2577 sayılı Kanunun 28 inci maddesinde, haciz veya ihtiyati haciz uygulamalarıyla ilgili davalarda verilen kararlar hakkında bu kararların kesinleşmesinden sonra idarece işlem tesis edileceği hükme bağlandığından, ihtiyati hacze karşı dava açılması sonucunda ilk derece mahkemesinin kararı üzerine işlem tesis edilebilmesi için bu karara karşı, itiraz veya temyiz yoluna başvurulmamış olması gerekmekte, ilk derece kararına karşı kanun yollarına (itiraz, temyiz, kararın düzeltilmesi) başvurulmuş olması halinde ise bu yolların tüketilmesine bağlı olarak kesinleşen nihai kararlara göre işlem yapılması zorunlu bulunmaktadır.

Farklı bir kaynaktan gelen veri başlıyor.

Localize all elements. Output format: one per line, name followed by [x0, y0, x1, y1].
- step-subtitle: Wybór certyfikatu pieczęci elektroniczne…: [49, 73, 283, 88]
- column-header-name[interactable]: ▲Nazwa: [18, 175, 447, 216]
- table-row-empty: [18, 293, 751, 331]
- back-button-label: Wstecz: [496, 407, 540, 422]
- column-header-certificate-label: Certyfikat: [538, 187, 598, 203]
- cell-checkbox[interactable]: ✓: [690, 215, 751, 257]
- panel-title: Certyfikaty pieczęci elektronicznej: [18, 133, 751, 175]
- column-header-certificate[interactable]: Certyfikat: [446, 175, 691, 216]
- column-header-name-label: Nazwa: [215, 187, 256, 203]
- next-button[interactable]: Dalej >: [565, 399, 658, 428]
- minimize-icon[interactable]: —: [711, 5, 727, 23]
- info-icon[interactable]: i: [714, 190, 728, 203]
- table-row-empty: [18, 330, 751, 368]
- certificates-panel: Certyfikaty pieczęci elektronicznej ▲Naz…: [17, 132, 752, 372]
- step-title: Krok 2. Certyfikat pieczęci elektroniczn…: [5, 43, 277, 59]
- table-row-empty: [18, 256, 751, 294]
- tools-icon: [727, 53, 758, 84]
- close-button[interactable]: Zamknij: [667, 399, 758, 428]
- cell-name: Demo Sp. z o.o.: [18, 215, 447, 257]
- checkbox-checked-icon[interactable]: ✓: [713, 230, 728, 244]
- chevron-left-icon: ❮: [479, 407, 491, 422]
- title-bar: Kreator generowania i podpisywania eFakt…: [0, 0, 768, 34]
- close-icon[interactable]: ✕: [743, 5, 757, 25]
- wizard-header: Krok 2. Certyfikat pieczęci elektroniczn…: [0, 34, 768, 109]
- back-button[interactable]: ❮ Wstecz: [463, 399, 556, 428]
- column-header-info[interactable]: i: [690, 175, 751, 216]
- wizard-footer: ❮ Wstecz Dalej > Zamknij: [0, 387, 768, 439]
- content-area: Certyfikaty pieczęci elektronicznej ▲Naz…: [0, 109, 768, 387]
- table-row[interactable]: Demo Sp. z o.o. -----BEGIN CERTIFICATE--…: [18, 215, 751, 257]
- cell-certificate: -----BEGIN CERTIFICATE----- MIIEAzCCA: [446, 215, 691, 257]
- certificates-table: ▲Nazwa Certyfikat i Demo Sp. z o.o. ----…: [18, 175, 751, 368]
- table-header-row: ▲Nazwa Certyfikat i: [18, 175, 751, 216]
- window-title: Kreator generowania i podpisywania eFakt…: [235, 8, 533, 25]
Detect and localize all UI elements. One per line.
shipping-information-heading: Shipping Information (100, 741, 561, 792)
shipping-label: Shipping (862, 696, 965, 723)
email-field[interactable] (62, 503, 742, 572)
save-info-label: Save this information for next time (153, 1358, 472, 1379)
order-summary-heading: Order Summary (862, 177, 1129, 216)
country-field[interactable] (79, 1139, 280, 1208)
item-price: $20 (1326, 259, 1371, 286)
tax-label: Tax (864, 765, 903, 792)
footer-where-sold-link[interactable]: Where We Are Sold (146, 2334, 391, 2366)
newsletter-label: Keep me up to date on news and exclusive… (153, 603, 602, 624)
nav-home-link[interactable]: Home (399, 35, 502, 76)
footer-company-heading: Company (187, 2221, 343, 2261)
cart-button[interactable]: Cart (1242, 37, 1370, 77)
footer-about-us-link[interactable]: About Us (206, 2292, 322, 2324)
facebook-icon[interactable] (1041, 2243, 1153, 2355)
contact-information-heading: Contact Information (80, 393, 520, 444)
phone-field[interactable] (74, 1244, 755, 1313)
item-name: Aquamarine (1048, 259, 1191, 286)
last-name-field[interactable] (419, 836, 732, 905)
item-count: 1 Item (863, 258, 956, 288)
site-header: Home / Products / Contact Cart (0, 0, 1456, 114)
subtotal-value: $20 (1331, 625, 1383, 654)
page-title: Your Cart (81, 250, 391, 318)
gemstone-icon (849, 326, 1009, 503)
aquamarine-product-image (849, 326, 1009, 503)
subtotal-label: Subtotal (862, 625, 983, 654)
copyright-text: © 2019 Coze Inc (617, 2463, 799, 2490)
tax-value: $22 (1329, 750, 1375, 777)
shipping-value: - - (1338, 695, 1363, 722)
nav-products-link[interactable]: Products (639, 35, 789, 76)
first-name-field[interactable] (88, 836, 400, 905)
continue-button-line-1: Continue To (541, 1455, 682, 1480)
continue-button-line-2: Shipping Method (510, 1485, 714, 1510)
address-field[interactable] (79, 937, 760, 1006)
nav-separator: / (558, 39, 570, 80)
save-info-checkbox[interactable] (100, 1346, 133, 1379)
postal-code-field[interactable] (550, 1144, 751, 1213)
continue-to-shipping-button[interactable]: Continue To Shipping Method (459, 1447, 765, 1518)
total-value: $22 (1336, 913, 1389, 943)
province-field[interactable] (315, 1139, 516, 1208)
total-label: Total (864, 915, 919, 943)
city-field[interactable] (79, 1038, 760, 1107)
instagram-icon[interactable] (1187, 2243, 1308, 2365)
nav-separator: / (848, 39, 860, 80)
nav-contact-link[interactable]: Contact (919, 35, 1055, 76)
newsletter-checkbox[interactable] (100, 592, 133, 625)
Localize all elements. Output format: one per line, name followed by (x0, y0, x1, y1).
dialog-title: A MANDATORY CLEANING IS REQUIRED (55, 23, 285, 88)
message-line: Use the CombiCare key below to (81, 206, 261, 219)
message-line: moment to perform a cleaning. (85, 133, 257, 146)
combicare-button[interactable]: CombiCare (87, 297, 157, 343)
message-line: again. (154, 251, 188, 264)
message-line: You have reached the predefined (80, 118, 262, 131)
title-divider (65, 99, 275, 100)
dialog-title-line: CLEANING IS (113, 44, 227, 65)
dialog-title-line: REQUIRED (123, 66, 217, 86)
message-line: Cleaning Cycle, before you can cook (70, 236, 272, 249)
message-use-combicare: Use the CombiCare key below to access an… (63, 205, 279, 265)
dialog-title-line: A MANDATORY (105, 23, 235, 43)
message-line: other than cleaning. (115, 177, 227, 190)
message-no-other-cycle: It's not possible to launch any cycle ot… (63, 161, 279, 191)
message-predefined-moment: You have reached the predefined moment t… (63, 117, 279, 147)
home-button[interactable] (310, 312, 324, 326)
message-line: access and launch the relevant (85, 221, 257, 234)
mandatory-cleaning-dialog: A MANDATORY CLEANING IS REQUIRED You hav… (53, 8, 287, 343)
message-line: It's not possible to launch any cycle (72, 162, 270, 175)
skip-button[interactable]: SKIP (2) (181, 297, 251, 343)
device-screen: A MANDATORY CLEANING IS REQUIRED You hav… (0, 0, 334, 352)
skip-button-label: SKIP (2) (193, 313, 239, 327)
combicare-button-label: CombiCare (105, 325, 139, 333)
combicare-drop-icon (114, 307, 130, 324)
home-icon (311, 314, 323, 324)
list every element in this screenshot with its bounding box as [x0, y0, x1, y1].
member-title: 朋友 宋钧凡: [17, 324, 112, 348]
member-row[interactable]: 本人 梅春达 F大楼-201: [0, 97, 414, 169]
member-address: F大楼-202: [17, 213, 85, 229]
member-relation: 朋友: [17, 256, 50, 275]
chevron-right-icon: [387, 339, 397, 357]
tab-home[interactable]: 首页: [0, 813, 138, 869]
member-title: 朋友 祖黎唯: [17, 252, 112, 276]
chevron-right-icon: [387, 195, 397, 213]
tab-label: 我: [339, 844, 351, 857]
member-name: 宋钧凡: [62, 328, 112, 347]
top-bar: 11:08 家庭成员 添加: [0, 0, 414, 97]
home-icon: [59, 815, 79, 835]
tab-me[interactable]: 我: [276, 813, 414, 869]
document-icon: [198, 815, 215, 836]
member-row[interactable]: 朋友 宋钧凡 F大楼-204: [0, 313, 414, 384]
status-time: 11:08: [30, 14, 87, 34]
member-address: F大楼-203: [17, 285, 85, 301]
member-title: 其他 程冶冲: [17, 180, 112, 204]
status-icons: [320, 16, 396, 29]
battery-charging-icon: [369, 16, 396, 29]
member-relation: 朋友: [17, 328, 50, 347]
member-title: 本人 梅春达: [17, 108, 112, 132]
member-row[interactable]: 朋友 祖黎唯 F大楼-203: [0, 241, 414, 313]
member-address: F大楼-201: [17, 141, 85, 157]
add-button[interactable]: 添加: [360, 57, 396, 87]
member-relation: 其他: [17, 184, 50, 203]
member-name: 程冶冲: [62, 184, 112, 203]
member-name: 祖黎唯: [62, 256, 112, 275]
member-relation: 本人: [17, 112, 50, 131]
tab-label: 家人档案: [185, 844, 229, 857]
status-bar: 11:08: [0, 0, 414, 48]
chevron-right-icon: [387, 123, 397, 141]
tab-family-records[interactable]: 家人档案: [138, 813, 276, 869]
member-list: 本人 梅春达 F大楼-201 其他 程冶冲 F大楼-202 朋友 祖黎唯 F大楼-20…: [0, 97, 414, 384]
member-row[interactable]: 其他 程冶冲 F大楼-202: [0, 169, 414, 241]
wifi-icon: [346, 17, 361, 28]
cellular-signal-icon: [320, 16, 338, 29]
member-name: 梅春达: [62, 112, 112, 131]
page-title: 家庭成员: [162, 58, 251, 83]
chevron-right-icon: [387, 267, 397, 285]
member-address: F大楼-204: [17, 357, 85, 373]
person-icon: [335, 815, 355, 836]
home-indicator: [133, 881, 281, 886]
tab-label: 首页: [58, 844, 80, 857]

İhtiyati hacze karşı dava açılmadığı halde, bu haczin dayanağı olan tarhiyata karşı dava açılması durumunda ve ilk derece mahkemesince tarhiyatın kısmen veya tamamen terkinine yönelik kararlar verilmesi ve bu kararın kesinleşmesi halinde, bu tarhiyata dayalı ihtiyati haczin kaldırılması gerekmektedir.
Gerek tarhiyata gerekse bu tarhiyattan kaynaklı olan ihtiyati hacze karşı dava açıldığı hallerde ise, yargı organlarınca tarhiyatın terkinine karar verilmesi ve terkin kararının kesinleşmesi şartıyla ihtiyati hacze ilişkin davanın sonucu beklenilmeksizin ihtiyati haczin kaldırılması gerekmektedir.
12. 6183 sayılı Kanunun 16 ncı maddesinde, hakkında ihtiyati haciz uygulanan borçlu tarafından, aynı Kanunun 10 uncu maddesinde sayılan değerlerden (maddenin (5) numaralı bendinde sayılan menkul mallar hariç) birinin teminat olarak gösterilmesi halinde, uygulanan ihtiyati haczin tahsil dairesi tarafından kaldırılacağı hüküm altına alınmıştır.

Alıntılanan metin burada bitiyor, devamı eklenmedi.